Sponsored by Christopher Coons (D-DE)
What it does
This bill would direct the Department of State to create the U.S. Foundation for International Conservation, a new tax-exempt organization. The foundation would award grants to projects that protect and manage land, coastal, and marine conservation areas — such as parks, conservancies, and reserves — in lower- and middle-income countries with significant biodiversity. All grant recipients would be required to match U.S. funding with money from non-U.S. government sources, and the foundation would be barred from funding governments or entities linked to terrorism, gross human rights violations, or U.S. sanctions.
Who benefits
Communities in lower- and middle-income countries that live near or depend on protected natural areas; wildlife and ecosystems in biodiverse regions targeted for grants; conservation-focused nonprofits and organizations that could receive or administer grants; U.S. and international environmental research institutions that may partner on eligible projects; species and habitats in terrestrial, coastal, and marine protected areas that would receive management funding.
Who is hurt
U.S. taxpayers who fund the foundation if grants produce limited measurable conservation outcomes; industries such as logging, mining, or fishing that operate in or near areas that could become newly protected or more strictly managed under funded projects; governments or entities in eligible countries that are excluded due to terrorism or human rights violation designations; competing priorities for State Department funding that could be displaced by the foundation's budget.
Supporters argue
Supporters argue that establishing a dedicated foundation would give the United States a focused, efficient vehicle for protecting the world's most biologically important areas at a critical time for global biodiversity. They contend that the cost-matching requirement ensures U.S. dollars are leveraged with outside funding, multiplying impact and reducing the burden on American taxpayers. Supporters also argue that concentrating grants on lower- and middle-income countries — where conservation funding is scarcest and biodiversity is often richest — maximizes the return on each dollar spent.

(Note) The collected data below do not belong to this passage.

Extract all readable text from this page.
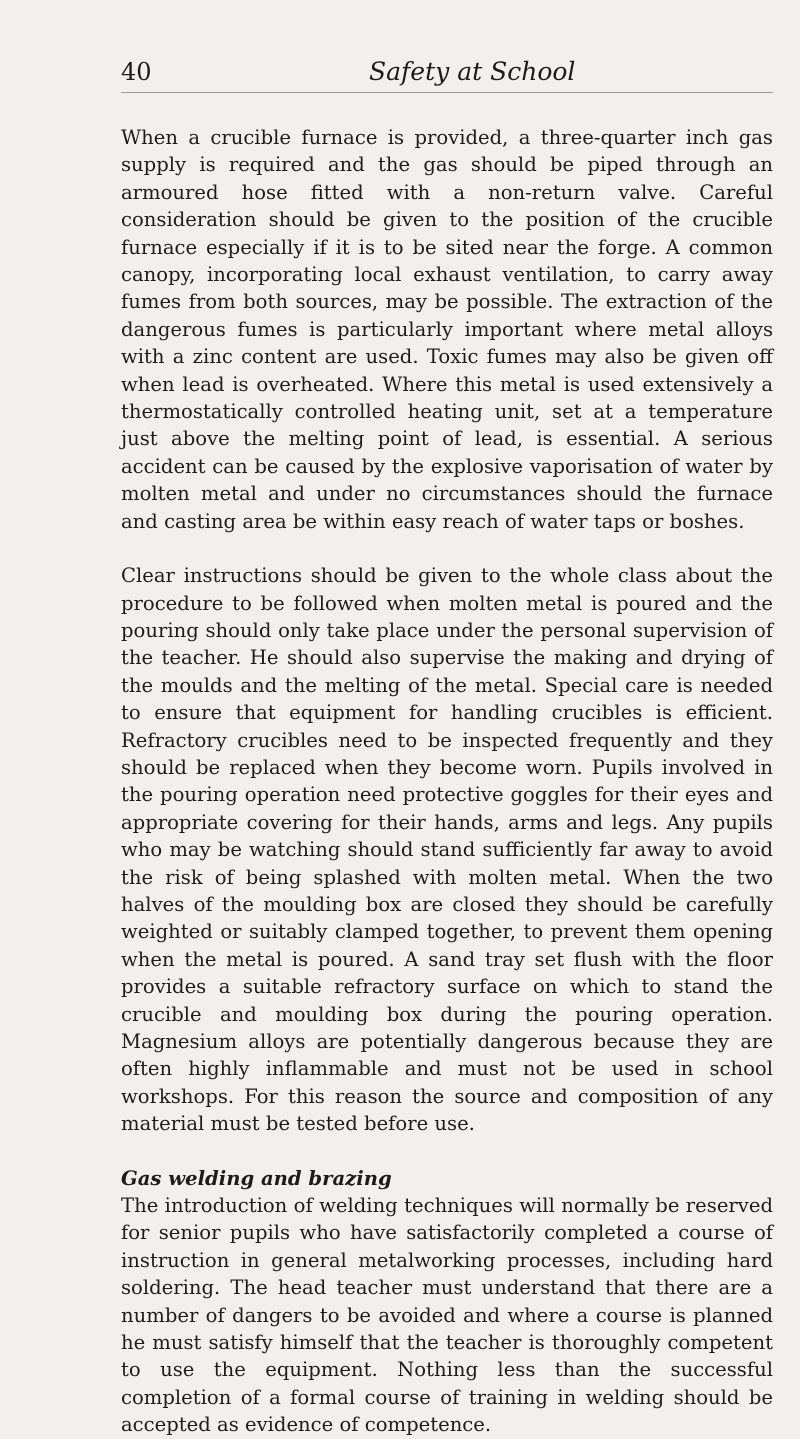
40	Safety at School

When a crucible furnace is provided, a three-quarter inch gas supply is required and the gas should be piped through an armoured hose fitted with a non-return valve. Careful consideration should be given to the position of the crucible furnace especially if it is to be sited near the forge. A common canopy, incorporating local exhaust ventilation, to carry away fumes from both sources, may be possible. The extraction of the dangerous fumes is particularly important where metal alloys with a zinc content are used. Toxic fumes may also be given off when lead is overheated. Where this metal is used extensively a thermostatically controlled heating unit, set at a temperature just above the melting point of lead, is essential. A serious accident can be caused by the explosive vaporisation of water by molten metal and under no circumstances should the furnace and casting area be within easy reach of water taps or boshes.

Clear instructions should be given to the whole class about the procedure to be followed when molten metal is poured and the pouring should only take place under the personal supervision of the teacher. He should also supervise the making and drying of the moulds and the melting of the metal. Special care is needed to ensure that equipment for handling crucibles is efficient. Refractory crucibles need to be inspected frequently and they should be replaced when they become worn. Pupils involved in the pouring operation need protective goggles for their eyes and appropriate covering for their hands, arms and legs. Any pupils who may be watching should stand sufficiently far away to avoid the risk of being splashed with molten metal. When the two halves of the moulding box are closed they should be carefully weighted or suitably clamped together, to prevent them opening when the metal is poured. A sand tray set flush with the floor provides a suitable refractory surface on which to stand the crucible and moulding box during the pouring operation. Magnesium alloys are potentially dangerous because they are often highly inflammable and must not be used in school workshops. For this reason the source and composition of any material must be tested before use.

Gas welding and brazing

The introduction of welding techniques will normally be reserved for senior pupils who have satisfactorily completed a course of instruction in general metalworking processes, including hard soldering. The head teacher must understand that there are a number of dangers to be avoided and where a course is planned he must satisfy himself that the teacher is thoroughly competent to use the equipment. Nothing less than the successful completion of a formal course of training in welding should be accepted as evidence of competence.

They further argue that built-in safeguards, including bars on funding state sponsors of terrorism and sanctioned entities, ensure U.S. resources are directed responsibly and in alignment with broader foreign policy goals.
Opponents argue
Opponents argue that creating a new government-chartered foundation adds bureaucratic complexity and overhead costs without clear evidence that a new entity would outperform existing agencies — such as USAID or the Fish and Wildlife Service — that already fund international conservation. They contend that the cost-matching requirement, while fiscally appealing, could systematically exclude the poorest and most conservation-critical countries that lack the local funding capacity to meet the match threshold. Opponents also argue that placing grant authority in a State Department-affiliated foundation blurs the line between conservation policy and diplomatic objectives, potentially distorting which projects receive funding based on geopolitical rather than ecological priorities. They further argue that without strong congressional oversight mechanisms, the foundation's tax-exempt status and operational independence could limit accountability for how public funds are spent.